Published July 7, 2014, in the Waterloo Region Record.
Federal byelections can be quite dramatic, harbingers of political upheaval to come. We saw that back in 1978 when the tired Liberal government of Pierre Trudeau, backed into a constitutional corner, was forced to call no fewer than 15 byelections, all held on Oct. 16 that year. The Liberals’ worst fears were realized as they took a beating everywhere, winning just two of the byelections, both in Quebec. Seven months later, the Grits were out of office and the Tories, under Joe Clark, were in (briefly).
In March 1989, Deborah Grey won a byelection in the Alberta riding of Beaver River.

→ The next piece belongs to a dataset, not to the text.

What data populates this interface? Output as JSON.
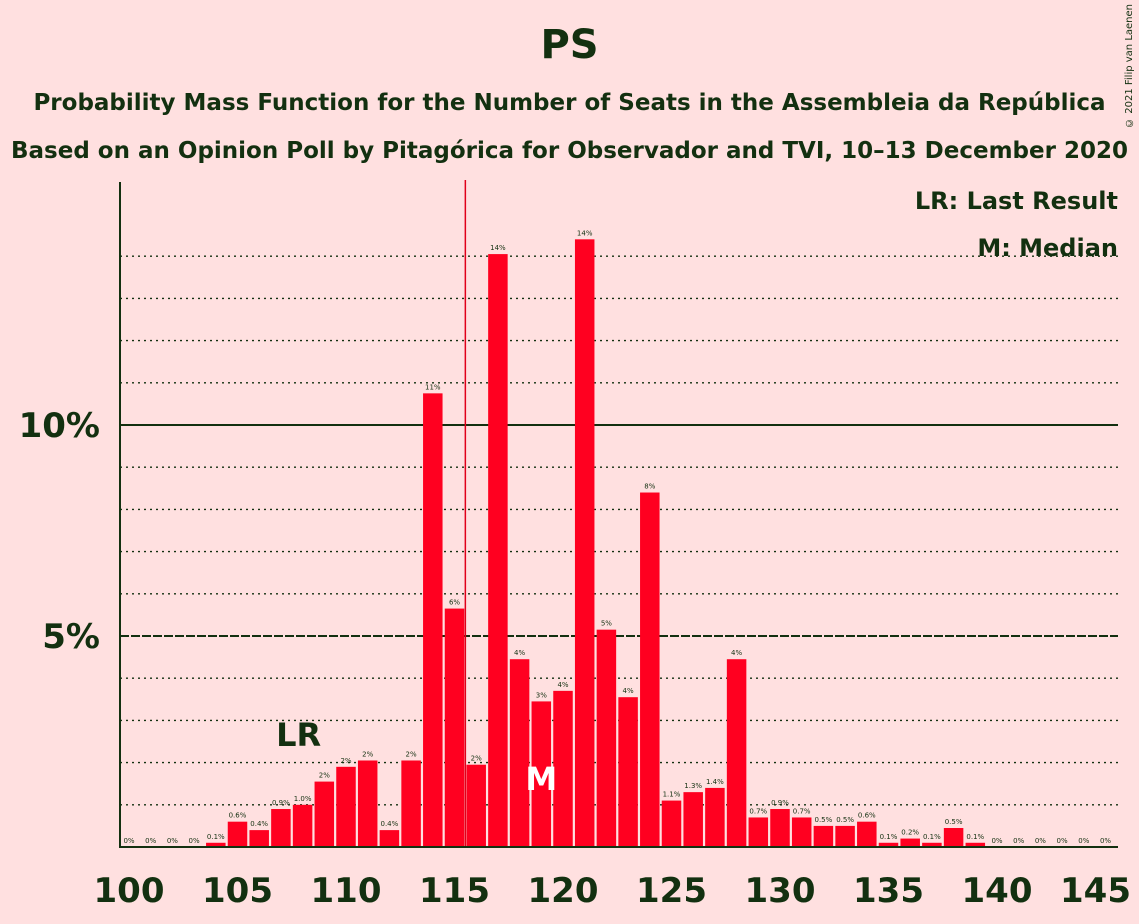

Her victory, by a wide margin over a Progressive Conservative, signalled the arrival of the Reform party and the beginning of the disintegration of the Tory base on the Prairies. Seventeen months later, in August 1990, a Quebec union organizer, Gilles Duceppe, captured Laurier-Sainte Marie in a byelection. He ran as an independent because he did not yet have a party to belong. But that party, the Bloc Québécois, was soon created by defectors from the Liberals and Tories; in 1997, it became the official opposition in Ottawa.
There were four federal byelections last week, two in Ontario and two in Alberta. They did not offer the drama of the contests mentioned above. The Conservatives retained their two Alberta seats and the Liberals held theirs in Scarborough-Agincourt. The only change came in the inner city Toronto riding of Trinity-Spadina, Olivia Chow’s old seat. It has been an NDP-Liberal swing seat, and this time it swung back to the Liberals, with city councillor Adam Vaughan as their high-profile candidate.

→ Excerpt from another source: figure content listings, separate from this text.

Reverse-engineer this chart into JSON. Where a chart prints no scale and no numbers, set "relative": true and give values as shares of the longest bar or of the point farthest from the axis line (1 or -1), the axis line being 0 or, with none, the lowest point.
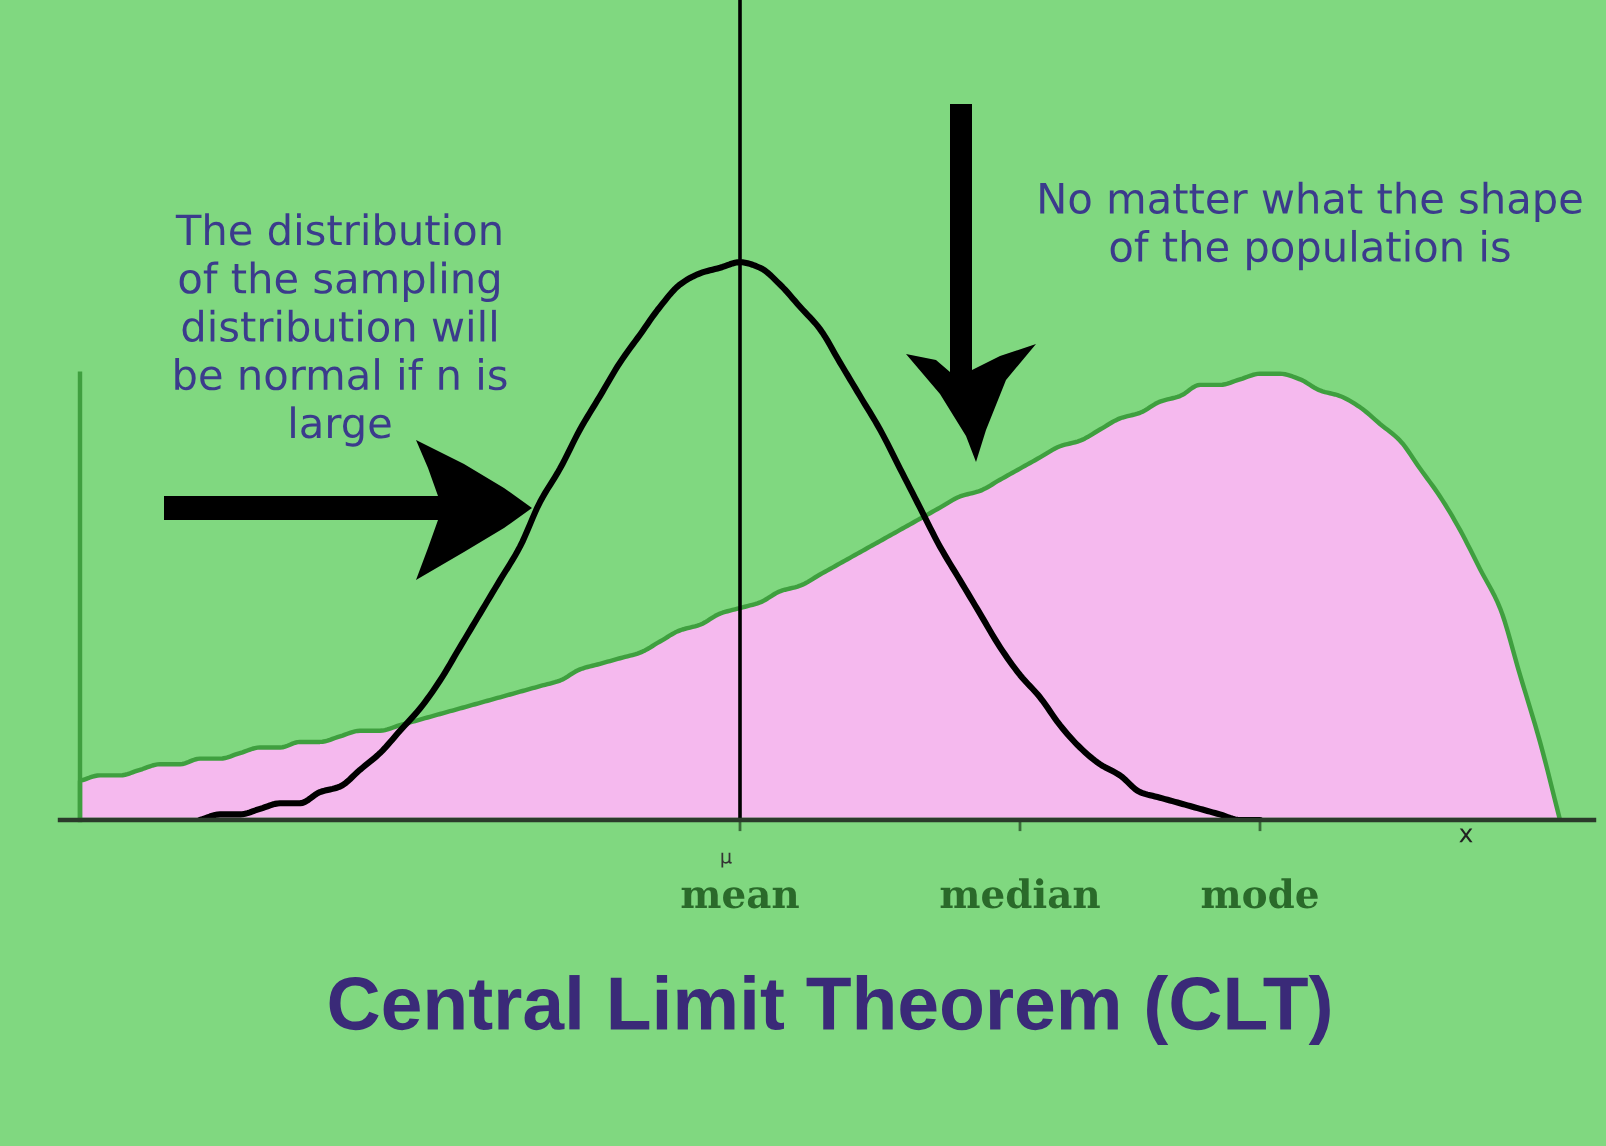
{
  "chart_data": {
    "type": "line",
    "relative": true,
    "title": "Central Limit Theorem (CLT)",
    "xlabel": "x",
    "categories": [
      null,
      null,
      null,
      null,
      null,
      null,
      null,
      null,
      null,
      null,
      null,
      null,
      null,
      null,
      null,
      null,
      null,
      null,
      null,
      null,
      null,
      null,
      null,
      null,
      null,
      null,
      null,
      null,
      null,
      null,
      null,
      null,
      null,
      "mean",
      null,
      null,
      null,
      null,
      null,
      null,
      null,
      null,
      null,
      null,
      null,
      null,
      null,
      "median",
      null,
      null,
      null,
      null,
      null,
      null,
      null,
      null,
      null,
      null,
      null,
      "mode",
      null,
      null,
      null,
      null,
      null,
      null,
      null,
      null,
      null,
      null,
      null,
      null,
      null,
      null,
      null
    ],
    "series": [
      {
        "type": "area",
        "color": "#f5b9ee",
        "values": [
          0.07,
          0.08,
          0.08,
          0.09,
          0.1,
          0.1,
          0.11,
          0.11,
          0.12,
          0.13,
          0.13,
          0.14,
          0.14,
          0.15,
          0.16,
          0.16,
          0.17,
          0.18,
          0.19,
          0.2,
          0.21,
          0.22,
          0.23,
          0.24,
          0.25,
          0.27,
          0.28,
          0.29,
          0.3,
          0.32,
          0.34,
          0.35,
          0.37,
          0.38,
          0.39,
          0.41,
          0.42,
          0.44,
          0.46,
          0.48,
          0.5,
          0.52,
          0.54,
          0.56,
          0.58,
          0.59,
          0.61,
          0.63,
          0.65,
          0.67,
          0.68,
          0.7,
          0.72,
          0.73,
          0.75,
          0.76,
          0.78,
          0.78,
          0.79,
          0.8,
          0.8,
          0.79,
          0.77,
          0.76,
          0.74,
          0.71,
          0.68,
          0.63,
          0.58,
          0.52,
          0.45,
          0.38,
          0.26,
          0.14,
          0
        ]
      },
      {
        "color": "#000000",
        "values": [
          null,
          null,
          null,
          null,
          null,
          null,
          0,
          0.01,
          0.01,
          0.02,
          0.03,
          0.03,
          0.05,
          0.06,
          0.09,
          0.12,
          0.16,
          0.2,
          0.25,
          0.31,
          0.37,
          0.43,
          0.49,
          0.57,
          0.63,
          0.7,
          0.76,
          0.82,
          0.87,
          0.92,
          0.96,
          0.98,
          0.99,
          1,
          0.99,
          0.96,
          0.92,
          0.88,
          0.82,
          0.76,
          0.7,
          0.63,
          0.56,
          0.49,
          0.43,
          0.37,
          0.31,
          0.26,
          0.22,
          0.17,
          0.13,
          0.1,
          0.08,
          0.05,
          0.04,
          0.03,
          0.02,
          0.01,
          0,
          0,
          null,
          null,
          null,
          null,
          null,
          null,
          null,
          null,
          null,
          null,
          null,
          null,
          null,
          null,
          null
        ]
      }
    ],
    "ref_lines": [
      {
        "axis": "x",
        "value": "mean",
        "color": "#000000"
      }
    ],
    "annotations": [
      "The distribution\nof the sampling\ndistribution will\nbe normal if n is\nlarge",
      "No matter what the shape\nof the population is",
      "μ"
    ]
  }
}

But more happened last week than met the casual eye. The exceptionally low turnout masked some revealing movement. The Liberals gained strength everywhere while the Conservatives lost vote share, even in the two Alberta seats that they won. The Liberals took an aggregate average of 21 per cent of the vote in the four ridings in the 2011 general election. In last week’s byelections, they averaged 41 per cent. The Tories, meanwhile, collected an average of 38 per cent in the byelections, down from 50 per cent in 2011.
The NDP’s share dropped from 24 per cent to 15, while the Green party held steady at 4 per cent.

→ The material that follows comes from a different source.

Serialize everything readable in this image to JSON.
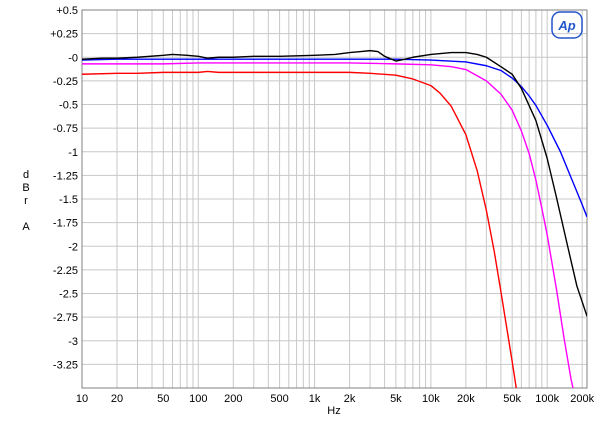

It would be foolish to read too much significance into the byelections. The results, however, do reflect the same trends as the national polls. The Liberals retain the momentum that has kept them in first place in the polls since Justin Trudeau became leader 14 months ago. Conservative support is stagnant, at best. Some cracks are appearing in their base, even Fortress Alberta.
Their negative attacks on Trudeau’s maturity and ability have done the Tories no good and may have hurt their cause.
For the New Democrats, the 103 seats and official opposition status they won under the late Jack Layton, is as good as it will probably get. Despite the stellar parliamentary leadership of Thomas Mulcair, they seem destined to slip back to their accustomed third place, as the 60-odd per cent of Canadians who reject Stephen Harper’s Conservatives mostly choose the Liberals over the New Democrats as their default government. For Elizabeth May and her Greens, the numbers suggest more of the same — a fringe party clinging to one or two seats in Parliament.
There is nothing at this stage to indicate that any party has enough support, or momentum, to elect a majority government. Anything can happen between now and October 2015 when the next election is scheduled, but as matters stand, a minority government is a real possibility.
For Justin Trudeau, a minority Liberal government would be a huge breakthrough and a personal vindication. A minority Conservative government would be, for Trudeau, a smaller breakthrough, but a victory nonetheless — and an opportunity to continue to build. For Harper, reduction to a minority would signal the end of the road after nine years as prime minister.